Frankfurter Allgemeine Zeitung - Rezension
Frankfurter Allgemeine Zeitung | Besprechung von 07.10.2012

Am Anfang war die Qualle

Und am Ende behauptet sich die Kontinuität der Evolution auch in den Sackgassen - wenn man Judith Schalanskys Roman "Der Hals der Giraffe" nur genau genug liest

Wo man Erika sehen will, muss Heideboden sein", lehrt Rudolf Borchardt in "Der leidenschaftliche Gärtner". Inge Lohmark will Erika zuerst gar nicht sehen. Sie hat sie schon in der ersten Stunde des neuen Schuljahrs klassifiziert, nach charakteristischen Merkmalen eingeordnet. Fortgesetzte Beobachtung erübrigt sich. "Ein Blick auf den Sitzplan genügte. Die Benennung war alles."
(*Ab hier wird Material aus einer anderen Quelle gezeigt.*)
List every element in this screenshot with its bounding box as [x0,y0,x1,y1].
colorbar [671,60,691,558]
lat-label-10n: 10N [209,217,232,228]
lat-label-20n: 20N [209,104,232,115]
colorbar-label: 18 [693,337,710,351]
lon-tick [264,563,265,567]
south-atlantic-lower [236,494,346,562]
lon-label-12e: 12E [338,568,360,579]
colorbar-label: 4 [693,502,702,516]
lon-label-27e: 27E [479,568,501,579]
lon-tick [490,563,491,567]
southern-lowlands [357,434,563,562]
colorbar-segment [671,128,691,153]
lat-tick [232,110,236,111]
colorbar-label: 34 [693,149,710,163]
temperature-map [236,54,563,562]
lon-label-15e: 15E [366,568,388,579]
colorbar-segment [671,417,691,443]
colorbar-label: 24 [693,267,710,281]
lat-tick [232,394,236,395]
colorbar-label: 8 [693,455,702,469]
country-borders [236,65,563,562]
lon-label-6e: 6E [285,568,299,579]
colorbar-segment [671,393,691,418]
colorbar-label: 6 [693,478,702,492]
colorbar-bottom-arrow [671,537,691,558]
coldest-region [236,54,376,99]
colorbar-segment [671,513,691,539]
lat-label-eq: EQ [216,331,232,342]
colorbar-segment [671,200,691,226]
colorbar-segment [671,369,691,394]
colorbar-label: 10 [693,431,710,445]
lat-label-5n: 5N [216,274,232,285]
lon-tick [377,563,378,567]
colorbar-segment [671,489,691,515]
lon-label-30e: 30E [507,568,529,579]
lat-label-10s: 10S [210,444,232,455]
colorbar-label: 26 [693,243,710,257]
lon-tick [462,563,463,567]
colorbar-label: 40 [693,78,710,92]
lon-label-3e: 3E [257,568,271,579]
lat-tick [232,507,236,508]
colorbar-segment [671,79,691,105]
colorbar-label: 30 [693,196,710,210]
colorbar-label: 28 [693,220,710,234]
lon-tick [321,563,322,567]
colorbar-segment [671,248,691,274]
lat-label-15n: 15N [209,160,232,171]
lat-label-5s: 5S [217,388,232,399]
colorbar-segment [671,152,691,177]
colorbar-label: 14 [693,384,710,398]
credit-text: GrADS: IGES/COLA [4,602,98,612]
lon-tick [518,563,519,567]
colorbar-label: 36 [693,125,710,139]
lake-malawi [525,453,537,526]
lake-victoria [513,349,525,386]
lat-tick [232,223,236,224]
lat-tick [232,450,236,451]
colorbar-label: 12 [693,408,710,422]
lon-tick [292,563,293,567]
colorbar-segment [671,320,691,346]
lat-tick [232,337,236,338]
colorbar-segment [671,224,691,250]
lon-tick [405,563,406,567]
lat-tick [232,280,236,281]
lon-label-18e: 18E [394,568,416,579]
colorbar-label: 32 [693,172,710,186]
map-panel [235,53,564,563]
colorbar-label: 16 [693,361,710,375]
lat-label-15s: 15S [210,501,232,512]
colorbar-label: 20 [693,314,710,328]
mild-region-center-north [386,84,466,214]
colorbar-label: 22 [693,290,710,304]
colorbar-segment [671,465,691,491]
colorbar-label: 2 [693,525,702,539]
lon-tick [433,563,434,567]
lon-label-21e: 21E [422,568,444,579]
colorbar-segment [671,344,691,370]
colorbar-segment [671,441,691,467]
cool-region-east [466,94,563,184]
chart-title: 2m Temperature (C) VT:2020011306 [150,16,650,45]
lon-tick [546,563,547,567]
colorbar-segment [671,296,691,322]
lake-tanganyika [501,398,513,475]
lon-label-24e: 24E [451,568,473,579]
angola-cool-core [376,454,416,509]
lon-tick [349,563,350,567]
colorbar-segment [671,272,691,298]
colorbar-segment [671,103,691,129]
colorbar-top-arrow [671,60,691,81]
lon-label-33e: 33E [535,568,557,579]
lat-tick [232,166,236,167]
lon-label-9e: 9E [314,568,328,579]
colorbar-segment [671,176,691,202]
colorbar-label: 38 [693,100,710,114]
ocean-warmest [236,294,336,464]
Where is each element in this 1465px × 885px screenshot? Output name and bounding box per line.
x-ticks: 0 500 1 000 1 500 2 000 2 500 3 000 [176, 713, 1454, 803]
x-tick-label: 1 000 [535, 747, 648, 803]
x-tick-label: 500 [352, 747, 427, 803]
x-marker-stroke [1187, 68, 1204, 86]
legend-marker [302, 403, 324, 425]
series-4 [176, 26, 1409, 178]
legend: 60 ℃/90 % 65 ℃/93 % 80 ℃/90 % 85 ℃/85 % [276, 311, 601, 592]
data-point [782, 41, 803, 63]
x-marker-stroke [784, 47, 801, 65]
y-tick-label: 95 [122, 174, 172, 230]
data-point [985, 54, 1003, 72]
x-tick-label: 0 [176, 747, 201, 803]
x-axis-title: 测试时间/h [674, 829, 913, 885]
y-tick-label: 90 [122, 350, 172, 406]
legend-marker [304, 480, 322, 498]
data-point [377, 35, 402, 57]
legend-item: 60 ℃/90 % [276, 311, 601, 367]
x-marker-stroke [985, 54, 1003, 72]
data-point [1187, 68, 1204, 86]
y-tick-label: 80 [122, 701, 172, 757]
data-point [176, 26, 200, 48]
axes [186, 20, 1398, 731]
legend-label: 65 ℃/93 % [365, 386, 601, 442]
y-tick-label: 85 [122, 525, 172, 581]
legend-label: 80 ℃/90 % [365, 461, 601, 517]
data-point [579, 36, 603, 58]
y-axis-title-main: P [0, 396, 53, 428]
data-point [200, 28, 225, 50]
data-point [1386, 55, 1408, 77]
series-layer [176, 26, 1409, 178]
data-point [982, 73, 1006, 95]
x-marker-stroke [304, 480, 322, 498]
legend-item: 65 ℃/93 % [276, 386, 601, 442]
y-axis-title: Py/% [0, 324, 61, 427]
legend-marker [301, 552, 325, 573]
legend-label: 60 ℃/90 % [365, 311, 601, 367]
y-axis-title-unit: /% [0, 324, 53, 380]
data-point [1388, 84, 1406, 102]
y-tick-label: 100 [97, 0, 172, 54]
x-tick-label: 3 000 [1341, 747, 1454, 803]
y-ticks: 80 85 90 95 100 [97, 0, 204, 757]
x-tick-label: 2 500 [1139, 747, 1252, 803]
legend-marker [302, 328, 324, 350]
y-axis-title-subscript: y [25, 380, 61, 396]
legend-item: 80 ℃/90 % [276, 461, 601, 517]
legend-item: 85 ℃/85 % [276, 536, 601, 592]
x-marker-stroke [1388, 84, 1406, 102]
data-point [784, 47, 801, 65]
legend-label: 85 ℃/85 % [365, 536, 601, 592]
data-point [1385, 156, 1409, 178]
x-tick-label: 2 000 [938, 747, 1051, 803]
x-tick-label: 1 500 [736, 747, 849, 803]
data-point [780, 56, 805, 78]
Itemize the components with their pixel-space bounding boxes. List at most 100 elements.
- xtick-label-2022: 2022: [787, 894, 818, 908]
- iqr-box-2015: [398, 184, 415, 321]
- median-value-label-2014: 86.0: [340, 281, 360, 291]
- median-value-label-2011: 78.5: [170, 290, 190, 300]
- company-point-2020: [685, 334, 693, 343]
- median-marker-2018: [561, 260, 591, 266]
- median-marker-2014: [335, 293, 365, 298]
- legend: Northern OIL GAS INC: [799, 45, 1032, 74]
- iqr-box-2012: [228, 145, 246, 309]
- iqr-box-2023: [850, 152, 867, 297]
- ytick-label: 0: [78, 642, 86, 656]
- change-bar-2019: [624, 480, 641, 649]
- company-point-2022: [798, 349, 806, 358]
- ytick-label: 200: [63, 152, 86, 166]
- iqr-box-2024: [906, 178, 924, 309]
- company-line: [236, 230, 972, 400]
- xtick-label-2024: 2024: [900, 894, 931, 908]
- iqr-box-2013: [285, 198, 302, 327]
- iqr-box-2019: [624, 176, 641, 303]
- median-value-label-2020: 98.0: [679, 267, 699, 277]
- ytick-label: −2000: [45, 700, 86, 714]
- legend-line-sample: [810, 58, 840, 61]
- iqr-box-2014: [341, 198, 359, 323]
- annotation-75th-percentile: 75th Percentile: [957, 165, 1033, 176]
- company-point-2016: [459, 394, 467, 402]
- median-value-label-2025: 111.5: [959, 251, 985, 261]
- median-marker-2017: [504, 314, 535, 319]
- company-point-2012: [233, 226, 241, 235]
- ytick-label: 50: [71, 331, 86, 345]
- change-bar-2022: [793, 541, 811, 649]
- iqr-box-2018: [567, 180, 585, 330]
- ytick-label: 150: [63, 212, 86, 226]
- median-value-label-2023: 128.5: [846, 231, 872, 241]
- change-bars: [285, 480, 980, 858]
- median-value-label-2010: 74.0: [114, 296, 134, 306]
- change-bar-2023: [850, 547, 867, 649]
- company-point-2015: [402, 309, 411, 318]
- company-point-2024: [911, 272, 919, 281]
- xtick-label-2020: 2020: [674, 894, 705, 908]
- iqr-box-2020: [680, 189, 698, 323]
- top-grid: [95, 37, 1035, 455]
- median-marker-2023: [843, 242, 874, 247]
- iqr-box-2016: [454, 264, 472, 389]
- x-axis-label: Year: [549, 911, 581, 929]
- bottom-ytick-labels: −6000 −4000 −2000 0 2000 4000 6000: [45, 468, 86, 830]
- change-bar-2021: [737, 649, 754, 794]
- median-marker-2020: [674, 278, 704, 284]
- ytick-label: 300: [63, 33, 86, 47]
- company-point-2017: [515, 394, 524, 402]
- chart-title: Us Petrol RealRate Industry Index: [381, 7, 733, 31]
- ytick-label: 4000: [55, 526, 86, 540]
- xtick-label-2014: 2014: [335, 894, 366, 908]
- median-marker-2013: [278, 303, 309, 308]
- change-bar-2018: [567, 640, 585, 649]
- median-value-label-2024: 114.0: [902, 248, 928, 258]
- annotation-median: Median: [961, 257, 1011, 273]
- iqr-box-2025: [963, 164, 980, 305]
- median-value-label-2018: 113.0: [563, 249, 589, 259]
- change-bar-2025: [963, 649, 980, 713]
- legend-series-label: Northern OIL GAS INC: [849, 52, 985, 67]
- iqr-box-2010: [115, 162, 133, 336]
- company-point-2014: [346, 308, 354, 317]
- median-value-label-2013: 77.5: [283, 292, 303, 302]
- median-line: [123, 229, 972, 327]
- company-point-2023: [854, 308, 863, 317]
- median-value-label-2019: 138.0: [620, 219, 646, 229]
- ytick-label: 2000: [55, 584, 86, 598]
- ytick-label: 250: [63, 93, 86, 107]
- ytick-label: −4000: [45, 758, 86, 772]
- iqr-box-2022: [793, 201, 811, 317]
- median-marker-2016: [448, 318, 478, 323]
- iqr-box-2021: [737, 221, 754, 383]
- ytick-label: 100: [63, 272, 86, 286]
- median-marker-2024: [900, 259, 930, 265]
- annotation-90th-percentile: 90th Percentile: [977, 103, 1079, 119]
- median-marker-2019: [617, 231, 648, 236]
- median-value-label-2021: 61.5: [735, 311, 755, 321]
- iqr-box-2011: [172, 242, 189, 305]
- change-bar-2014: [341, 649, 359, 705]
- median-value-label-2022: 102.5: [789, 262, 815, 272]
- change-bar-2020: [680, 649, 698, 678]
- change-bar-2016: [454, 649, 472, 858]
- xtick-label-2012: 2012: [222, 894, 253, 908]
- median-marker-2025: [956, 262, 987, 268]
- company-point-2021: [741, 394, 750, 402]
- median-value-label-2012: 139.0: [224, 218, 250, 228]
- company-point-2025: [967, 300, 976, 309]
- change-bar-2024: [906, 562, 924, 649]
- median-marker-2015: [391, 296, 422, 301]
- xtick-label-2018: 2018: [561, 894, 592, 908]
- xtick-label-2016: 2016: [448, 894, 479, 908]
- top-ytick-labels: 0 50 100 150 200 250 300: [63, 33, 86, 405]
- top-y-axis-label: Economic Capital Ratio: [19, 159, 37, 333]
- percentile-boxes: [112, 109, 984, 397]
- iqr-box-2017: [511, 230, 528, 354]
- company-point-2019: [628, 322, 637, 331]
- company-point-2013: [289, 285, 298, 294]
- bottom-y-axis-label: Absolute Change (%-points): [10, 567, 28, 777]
Der Sitzplan füllt in Judith Schalanskys Roman "Der Hals der Giraffe" eine Doppelseite, verzweigt wie der weiter hinten abgebildete Stammbaum zweier reinerbiger Rinderrassen und so penibel annotiert, als sollte das Blatt nach Schuljahresende der "Sammlung zusammengerollter Schautafeln" eingefügt werden. Erika sitzt auf dem Mittelplatz der zweiten Reihe, im Zentrum der Klasse, dem Tisch der Lehrerin leicht schräg gegenüber. Die Benennung ist bei Erika, anders als bei Laura, Tom und Jennifer, tatsächlich die Angabe der Gattung. "Erika. Das Heidekraut." Beschreibung: "Gepflegte Traurigkeit in geneigter Haltung. Sommersprossen auf milchiger Haut. Abgekaute Fingernägel. Strähniges, braunes Haar. Verrutschtes Auge. Fester, schiefer Blick. Müde und gleichzeitig wach."

Frau Lohmark hält Standards hoch, doch das Kultivierte hält sie für ein Zeichen der Schwäche. In ihrem Unterricht und in ihrer Welt waltet das harte Naturgesetz. Eine Schülerin, die auf Haare und Hände nicht achtet, aber die Traurigkeit pflegt, fällt ihrer Verachtung anheim. Sie gibt ja auch nicht zu erkennen, dass sie der DDR nachtrauert oder zumindest der Züchtung von Wettkämpfern für die Bezirksspartakiade. Die geneigte Haltung ruft bei ihr Abneigung hervor. Es gibt auch fehlgeleitete Anpassung.

Von dem Hohn, den die Pädagogin im permanenten Selbstgespräch sekretiert, bekommt die Klasse nichts mit. Besonders dumme Unterrichtsbeiträge fordern allerdings den Einsatz der Giftspritze. Von Erika sind sie nicht zu erwarten. Aber Tabea, die sich meldet, um die Erbinformation von Bohnen, die auf unterschiedlichen Böden unterschiedlich gut gedeihen, mit dem Horoskop zu vergleichen, bei dem es auch darauf ankomme, was man daraus mache, wird darüber aufgeklärt, dass sie bei fortgesetzter Propagierung des albernen Aberglaubens ihre Zulassung zur Abiturprüfung am Charles-Darwin-Gymnasium gefährde. Eintrag im ungeschriebenen Klassenbuch: "Na klar, Sterntaler. Nicht nur dumm, sondern auch vorlaut. Die kam wirklich vom Mond."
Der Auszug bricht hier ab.